Riwayat di atas meskipun mauquf bisa diikuti, bahwa orang yang
hamil, menyusui, dan orang sakit menahun dan akut, harus berbuka, dan tidak
perlu mengqadha’nya. Ia hanya diwajibkan membayar fidyah itupun jika ia mampu.
Dan inilah pendapat yang paling kuat. [Sebagian ‘ulama berpendapat bahwa wanita yang hamil, atau
menyusui, jika ia berbuka karena takut atas (keselamatan) dirinya, maka ia wajib
mengqadha dan tidak wajib membayar fidyah. Namun bila ia berbuka karena takut
akan keselamatan janinnya, maka ia wajib mengqadha’ dan membayar fidyah. Ini
adalah pendapat Syafi’I, Sufyan, dan Imam Ahmad. Sebagian ‘ulama berpendapat
bahwa si hamil, dan menyusui tidak perlu mengqadha puasanya, namun cukup
membayar fidyah. Akan tetapi bila ia berniat untuk mengqadha’ puasanya maka ia
tidak wajib mengeluarkan fidyah.
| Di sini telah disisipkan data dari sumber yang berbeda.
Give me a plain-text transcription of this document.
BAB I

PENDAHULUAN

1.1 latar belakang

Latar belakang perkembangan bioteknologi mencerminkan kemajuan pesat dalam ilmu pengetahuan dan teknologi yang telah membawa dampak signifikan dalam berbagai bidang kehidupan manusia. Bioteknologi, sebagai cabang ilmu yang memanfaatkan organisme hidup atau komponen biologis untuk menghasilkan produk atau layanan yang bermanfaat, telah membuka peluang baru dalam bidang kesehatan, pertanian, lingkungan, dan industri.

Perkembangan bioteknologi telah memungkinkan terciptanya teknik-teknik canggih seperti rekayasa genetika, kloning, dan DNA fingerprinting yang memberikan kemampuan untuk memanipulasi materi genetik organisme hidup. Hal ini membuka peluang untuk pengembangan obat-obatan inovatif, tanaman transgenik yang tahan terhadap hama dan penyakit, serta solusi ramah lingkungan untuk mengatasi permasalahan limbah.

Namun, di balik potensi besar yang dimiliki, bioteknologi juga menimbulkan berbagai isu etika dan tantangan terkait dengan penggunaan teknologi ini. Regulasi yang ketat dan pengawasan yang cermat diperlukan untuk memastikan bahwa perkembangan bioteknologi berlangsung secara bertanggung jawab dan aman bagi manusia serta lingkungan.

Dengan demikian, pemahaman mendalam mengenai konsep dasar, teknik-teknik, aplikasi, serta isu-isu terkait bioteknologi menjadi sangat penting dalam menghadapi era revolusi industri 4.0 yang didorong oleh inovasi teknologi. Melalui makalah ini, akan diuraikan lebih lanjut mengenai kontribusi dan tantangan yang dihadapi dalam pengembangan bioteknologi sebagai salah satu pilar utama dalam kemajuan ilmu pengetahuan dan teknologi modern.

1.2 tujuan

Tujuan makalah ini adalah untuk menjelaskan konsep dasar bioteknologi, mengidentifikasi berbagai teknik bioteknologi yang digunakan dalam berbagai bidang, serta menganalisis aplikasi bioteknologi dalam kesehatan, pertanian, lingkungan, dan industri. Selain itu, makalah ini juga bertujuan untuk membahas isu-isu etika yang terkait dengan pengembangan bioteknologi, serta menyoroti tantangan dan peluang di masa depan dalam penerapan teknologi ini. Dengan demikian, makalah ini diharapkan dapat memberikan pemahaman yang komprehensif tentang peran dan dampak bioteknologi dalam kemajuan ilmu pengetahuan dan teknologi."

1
Sedangakan al-Hasan, Atha’, Zuhri, Sa’id Ibn
Jubair, Nakha’iy dan Abu Hanifah berpendapat, “Tidak
ada kafarat atas si hamil dan wanita yang menyusui; ia hanya wajib qadha’.
Sedangkan Imam Malik menyatakan, “Fidyah itu hanya wajib dikeluarkan atas orang yang menyusui saja,
tidak bagi wanita hamil.”]
Ketentuan Fidyah :
adalah memberikan makan kepada orang miskin
(setiap hari, dengan takaran sebanyak 1 mud (lebih dari 6 ons)), karena tidak
mengerjakan puasa karena ada alasan-alasan syar’i.
Ketentuan ini berdasarkan sebuah riwayat dari
Ibnu ‘Abbas,
“Barangsiapa telah sangat tua yang tidak
sanggup berpuasa Ramadhon, maka ia memberi fidyah sehari sebanyak I mud
gandum.” [HR. Bukhari].
Riwayat senada dikeluarkan
oleh Imam Baihaqi dari shahabat Ibnu ‘Umar.